I'm working on the problem of migrating voting data from one grouping, electoral divisions, to another, census divisions. I'm not sure if this is a common problem in statistics broadly, but in the spatial world it's often called the "modifiable areal unit problem", and I'm struggling to find a way to quantify the error.
For example, imagine we have a two-party system where people can either vote for Party A, Party B, or not vote at all. In a small neighbourhood, a street is divided so that there are 10 houses, split between two groups as follows, where the lines represent the grouping of houses (the H's) into election divisions:
EDiv 1 EDiv 2 ________________________ __________________________ H1 H2 H3 H4 H5 H6 H7 H8 H9 H10
We know that exactly 1 person lives in each house. We also know that in EDiv 1, there were 2 Party A votes, 1 Party B votes, and 2 non-voters. In EDiv 2, there was 1 Party A voter, 3 Party B voters, and 1 non-voter.
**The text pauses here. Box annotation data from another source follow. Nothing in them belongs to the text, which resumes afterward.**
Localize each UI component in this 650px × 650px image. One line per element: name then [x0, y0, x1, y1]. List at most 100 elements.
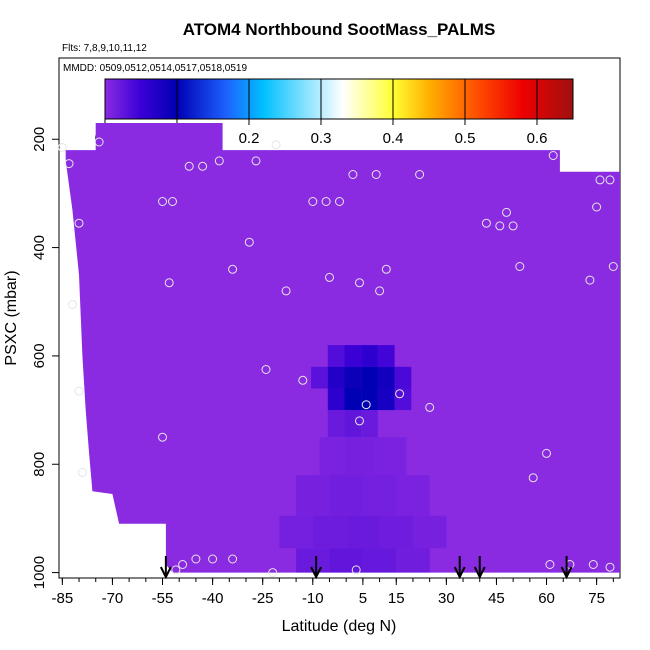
sample-point: [481, 218, 491, 228]
heatmap-field: [65, 123, 620, 573]
sample-point: [74, 218, 84, 228]
heatmap-cell: [377, 345, 395, 367]
x-tick-label: -70: [102, 590, 124, 607]
heatmap-cell: [413, 515, 447, 549]
heatmap-cell: [344, 388, 362, 411]
sample-point: [308, 197, 318, 206]
y-axis-label: PSXC (mbar): [3, 270, 20, 365]
sample-point: [77, 467, 87, 477]
sample-point: [271, 140, 281, 150]
color-bar-tick-label: 0.6: [527, 130, 548, 147]
y-tick-label: 800: [31, 452, 48, 477]
heatmap-cell: [396, 548, 430, 573]
sample-point: [251, 156, 261, 166]
arrow-marker: [560, 556, 573, 580]
x-tick-label: 15: [388, 590, 405, 607]
x-tick-label: -10: [302, 590, 324, 607]
sample-point: [375, 286, 385, 296]
sample-point: [244, 237, 254, 247]
sample-point: [298, 375, 308, 385]
sample-point: [361, 400, 371, 410]
sample-point: [184, 161, 194, 171]
sample-point: [74, 386, 84, 396]
sample-point: [548, 151, 558, 160]
heatmap-cell: [327, 366, 345, 389]
sample-point: [381, 264, 391, 274]
heatmap-cell: [327, 388, 345, 411]
y-tick-label: 600: [31, 343, 48, 368]
y-tick-label: 400: [31, 235, 48, 260]
heatmap-cell: [311, 366, 328, 389]
sample-point: [355, 416, 364, 426]
sample-point: [508, 221, 518, 231]
sample-point: [198, 161, 208, 171]
dates-label: MMDD: 0509,0512,0514,0517,0518,0519: [63, 63, 247, 74]
sample-point: [158, 197, 167, 206]
sample-point: [164, 278, 174, 288]
heatmap-cell: [279, 515, 313, 549]
sample-point: [355, 278, 364, 288]
sample-point: [171, 565, 181, 575]
color-bar-gradient: [104, 78, 574, 120]
heatmap-cell: [396, 475, 430, 516]
color-bar-tick-label: 0.4: [383, 130, 404, 147]
y-tick-label: 200: [31, 127, 48, 152]
heatmap-cell: [394, 388, 412, 411]
flights-label: Flts: 7,8,9,10,11,12: [62, 43, 147, 54]
heatmap-cell: [362, 548, 397, 573]
y-axis: 200 400 600 800 1000: [31, 127, 59, 589]
x-tick-label: 30: [438, 590, 455, 607]
sample-point: [57, 142, 67, 152]
x-axis-label: Latitude (deg N): [282, 618, 397, 635]
arrow-marker: [310, 556, 323, 580]
sample-point: [415, 170, 425, 179]
heatmap-cell: [329, 548, 363, 573]
heatmap-cell: [327, 410, 345, 438]
sample-point: [228, 554, 238, 564]
arrow-marker: [453, 556, 466, 580]
sample-point: [528, 473, 538, 483]
heatmap-cell: [344, 410, 362, 438]
x-tick-label: -55: [152, 590, 174, 607]
sample-point: [395, 389, 405, 399]
sample-point: [592, 202, 602, 212]
color-bar-tick-label: 0.3: [311, 130, 332, 147]
x-tick-label: 60: [538, 590, 555, 607]
x-tick-label: 45: [488, 590, 505, 607]
x-tick-label: -85: [51, 590, 73, 607]
sample-point: [545, 560, 555, 569]
heatmap-cell: [377, 366, 395, 389]
heatmap-cell: [361, 410, 378, 438]
sample-point: [281, 286, 291, 296]
sample-point: [67, 300, 77, 309]
sample-point: [335, 197, 344, 206]
sample-point: [268, 568, 278, 578]
sample-point: [94, 137, 104, 147]
chart-title: ATOM4 Northbound SootMass_PALMS: [183, 20, 496, 39]
x-tick-label: -25: [252, 590, 274, 607]
sample-point: [214, 156, 224, 166]
sample-point: [495, 221, 505, 231]
sample-point: [605, 562, 615, 572]
heatmap-cell: [394, 366, 412, 389]
heatmap-cell: [361, 366, 378, 389]
heatmap-cell: [346, 515, 380, 549]
sample-point: [178, 560, 188, 569]
x-tick-label: 5: [359, 590, 367, 607]
sample-point: [605, 175, 615, 185]
heatmap-cell: [329, 475, 363, 516]
heatmap-cell: [377, 388, 395, 411]
sample-point: [208, 554, 218, 564]
x-tick-label: -40: [202, 590, 224, 607]
sample-point: [542, 448, 551, 458]
x-axis: -85 -70 -55 -40 -25 -10 5 15 30 45 60 75: [51, 578, 614, 607]
sample-point: [325, 272, 334, 282]
y-tick-label: 1000: [31, 556, 48, 589]
sample-point: [158, 432, 167, 442]
sample-point: [348, 170, 358, 179]
sample-point: [64, 159, 74, 169]
color-bar-tick-label: 0.5: [455, 130, 476, 147]
color-bar-tick-label: 0.2: [239, 130, 260, 147]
We're interested, however, in finding out vote distribution by census division. These, over the same houses as above, look like this:
CDiv 1 CDiv 2 CDiv 3 ____________ ______________________ ____________ H1 H2 H3 H4 H5 H6 H7 H8 H9 H10
The question is then in two parts: 1) how do you estimate the vote count total in the census divisions, and 2) how do you quantify the uncertainity.
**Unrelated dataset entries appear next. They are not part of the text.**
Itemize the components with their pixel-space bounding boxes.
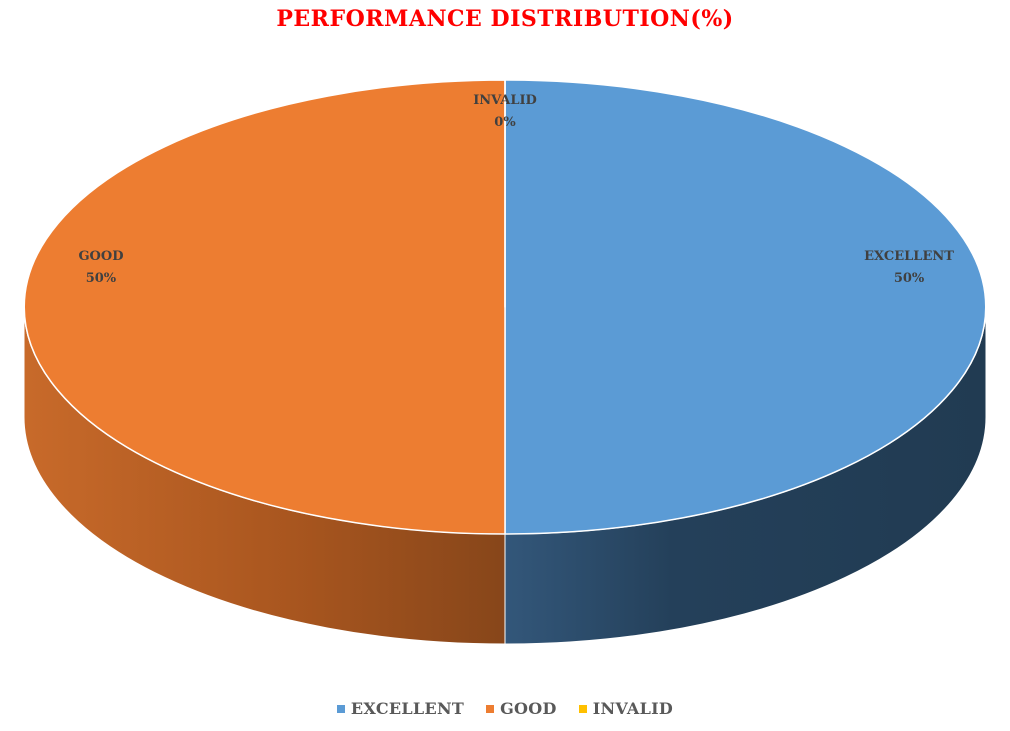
legend-label-excellent: EXCELLENT — [350, 699, 465, 718]
data-label-value-excellent: 50% — [894, 271, 925, 286]
legend-swatch-excellent — [336, 704, 345, 713]
data-label-category-excellent: EXCELLENT — [864, 249, 954, 264]
legend-swatch-good — [486, 704, 495, 713]
legend-swatch-invalid — [578, 704, 587, 713]
legend-label-invalid: INVALID — [592, 699, 674, 718]
pie-slice-excellent — [504, 79, 987, 535]
pie-labels: EXCELLENT 50% GOOD 50% INVALID 0% — [78, 93, 954, 286]
data-label-category-invalid: INVALID — [473, 93, 537, 108]
pie-slice-good — [23, 79, 506, 535]
data-label-category-good: GOOD — [78, 249, 123, 264]
data-label-value-invalid: 0% — [494, 115, 516, 130]
legend-label-good: GOOD — [500, 699, 557, 718]
legend: EXCELLENT GOOD INVALID — [0, 699, 1010, 718]
legend-item-good: GOOD — [486, 699, 557, 718]
legend-item-invalid: INVALID — [578, 699, 674, 718]
data-label-value-good: 50% — [86, 271, 117, 286]
chart-title: PERFORMANCE DISTRIBUTION(%) — [276, 6, 734, 32]
pie-tops — [23, 79, 987, 535]
legend-item-excellent: EXCELLENT — [336, 699, 465, 718]
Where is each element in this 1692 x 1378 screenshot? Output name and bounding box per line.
My approach to the first part (which may be incorrect) was to perform calculations party-by-party. For example:
For Party A in EDiv 1, each house has a probability of voting for them of 2/5 = 0.4. In EDiv 2 it is 1/5 = 0.2. Then, when you group them by census divisions, you sum probabilities up, so CDiv 2 would likely have 0.4 + 0.4 + 0.2 + 0.2 = 1.2 votes for Party A.
Is this the correct approach, and if so, how do I quantify the error? It's also worth mentioning that the actual data I'm working with is at a very small scale (typically ~500 people per area), which helps to reduce the MAUP problem compared to larger spatial divisions.